Vgl. zu diesem Gesichtspunkt BVerwG, Beschluss vom 7.6.1994 - 7 B 48.94 -, NJW 1994, 2500; OVG NRW, Beschluss vom 4.1.1995 - 25 E 1298/94 -, S. 3 des Beschlussabdrucks.

Dies stellt aber nicht in Frage, dass Ansprüche, die auf § 5 Abs. 1 Satz 1 ParteiG gestützt werden, - wie dargelegt - auch dann im Verwaltungsrechtsweg zu verfolgen sind, wenn das spätere Leistungsverhältnis privatrechtlich ausgestaltet ist. Es kommt hinzu, dass eine zivilgerichtlich erstrittene Kontoeröffnung ebenfalls nach einer zivilgerichtlich bestätigten Kündigung des Girokontos wieder verloren gehen könnte. Maßgeblich ist insoweit, wie weit die Rechtskraft der jeweiligen Gerichtsentscheidung, die zur Kontoeröffnung verpflichtet, reicht, nicht jedoch, auf welchem Rechtsweg die Kontoeröffnung erstritten wurde.

Dass für das Begehren des Antragstellers gegebenenfalls auch ein zivilrechtlicher, so genannter "mittelbarer" Kontrahierungszwang gemäß § 826 BGB, vgl. hierzu VG Hannover, Beschluss vom 29.5.2001 - 1 A 1782/01 u.a. -, NJW 2001, 3354, 3355 m.w.N., in Betracht kommen mag, ändert an der Einordnung der Streitigkeit als öffentlich-rechtlich nichts. Denn das Gericht des zulässigen Rechtswegs entscheidet den Rechtsstreit gemäß § 17 Abs. 2 Satz 1 GVG grundsätzlich unter allen in Betracht kommenden Gesichtspunkten.

2. § 5 Abs. 1 Satz 1 ParteiG ist als Anspruchsgrundlage mit Blick auf den vorgetragenen Sachverhalt nicht offensichtlich ausgeschlossen.
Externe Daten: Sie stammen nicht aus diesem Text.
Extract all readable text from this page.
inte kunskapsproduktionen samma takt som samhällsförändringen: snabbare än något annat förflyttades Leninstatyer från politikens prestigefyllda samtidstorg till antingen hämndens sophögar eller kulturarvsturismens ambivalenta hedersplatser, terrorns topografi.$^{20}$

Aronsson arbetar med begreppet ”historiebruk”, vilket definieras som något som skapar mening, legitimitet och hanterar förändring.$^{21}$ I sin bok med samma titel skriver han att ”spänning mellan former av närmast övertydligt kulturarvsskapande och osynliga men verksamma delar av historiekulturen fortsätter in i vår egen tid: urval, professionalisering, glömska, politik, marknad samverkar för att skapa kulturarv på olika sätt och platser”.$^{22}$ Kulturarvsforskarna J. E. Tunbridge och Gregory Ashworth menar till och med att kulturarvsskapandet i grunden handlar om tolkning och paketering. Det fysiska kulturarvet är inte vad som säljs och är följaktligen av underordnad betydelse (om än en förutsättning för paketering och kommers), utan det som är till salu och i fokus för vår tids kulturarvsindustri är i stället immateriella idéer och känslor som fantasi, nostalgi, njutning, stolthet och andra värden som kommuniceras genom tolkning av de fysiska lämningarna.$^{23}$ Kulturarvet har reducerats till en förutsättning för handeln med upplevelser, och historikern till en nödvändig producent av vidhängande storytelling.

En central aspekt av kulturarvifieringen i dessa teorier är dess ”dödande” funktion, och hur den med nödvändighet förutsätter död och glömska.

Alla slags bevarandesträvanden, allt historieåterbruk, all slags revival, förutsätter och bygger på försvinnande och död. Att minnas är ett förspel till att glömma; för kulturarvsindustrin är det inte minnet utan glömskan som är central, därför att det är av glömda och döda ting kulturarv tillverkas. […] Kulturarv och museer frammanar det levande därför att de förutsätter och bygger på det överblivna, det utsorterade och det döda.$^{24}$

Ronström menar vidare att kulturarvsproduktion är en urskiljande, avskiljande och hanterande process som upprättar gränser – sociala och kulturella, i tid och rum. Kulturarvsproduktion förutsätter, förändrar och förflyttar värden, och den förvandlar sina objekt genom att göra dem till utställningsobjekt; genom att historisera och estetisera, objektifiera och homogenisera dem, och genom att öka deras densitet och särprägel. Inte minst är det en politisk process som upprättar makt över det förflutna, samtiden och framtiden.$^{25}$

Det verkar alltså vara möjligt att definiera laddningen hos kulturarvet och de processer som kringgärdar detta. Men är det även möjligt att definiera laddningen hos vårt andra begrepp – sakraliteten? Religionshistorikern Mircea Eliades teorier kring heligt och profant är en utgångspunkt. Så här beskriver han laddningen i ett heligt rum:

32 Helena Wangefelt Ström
Dass die Antragsgegnerin als rechtsfähige Anstalt des öffentlichen Rechts (vgl. § 2 SpkG), die einen öffentlichen Auftrag wahrnimmt (vgl. § 3 Abs. 1 und Abs. 3 Satz 1 SpkG), ein Träger öffentlicher Gewalt ist, ist nicht ernstlich zweifelhaft.

Vgl. zu diesem Gesichtspunkt auch: NRWVerfGH, Urteil vom 15.9.1986 - VerfGH 17/85 -, NVwZ 1987, 211, 213.

Es ist des Weiteren nicht offensichtlich ausgeschlossen, dass die Antragsgegnerin den Parteien im Sinne des § 5 Abs. 1 Satz 1 ParteiG Einrichtungen zur Verfügung stellt. Zum einen fällt hierunter möglicherweise auch die Eröffnung von Girokonten.

Vgl. Hamb. OVG, Beschluss vom 16.9.2002 - 1 Bs 243/02 -, S. 10 des Beschlussabdrucks.

Zum anderen kommt nach dem Vorbringen des Antragstellers, der Kreisverband P. der X.-Partei besitze ein Konto bei der Antragsgegnerin, in Betracht, dass das Tatbestandsmerkmal des Zurverfügungstellens erfüllt ist.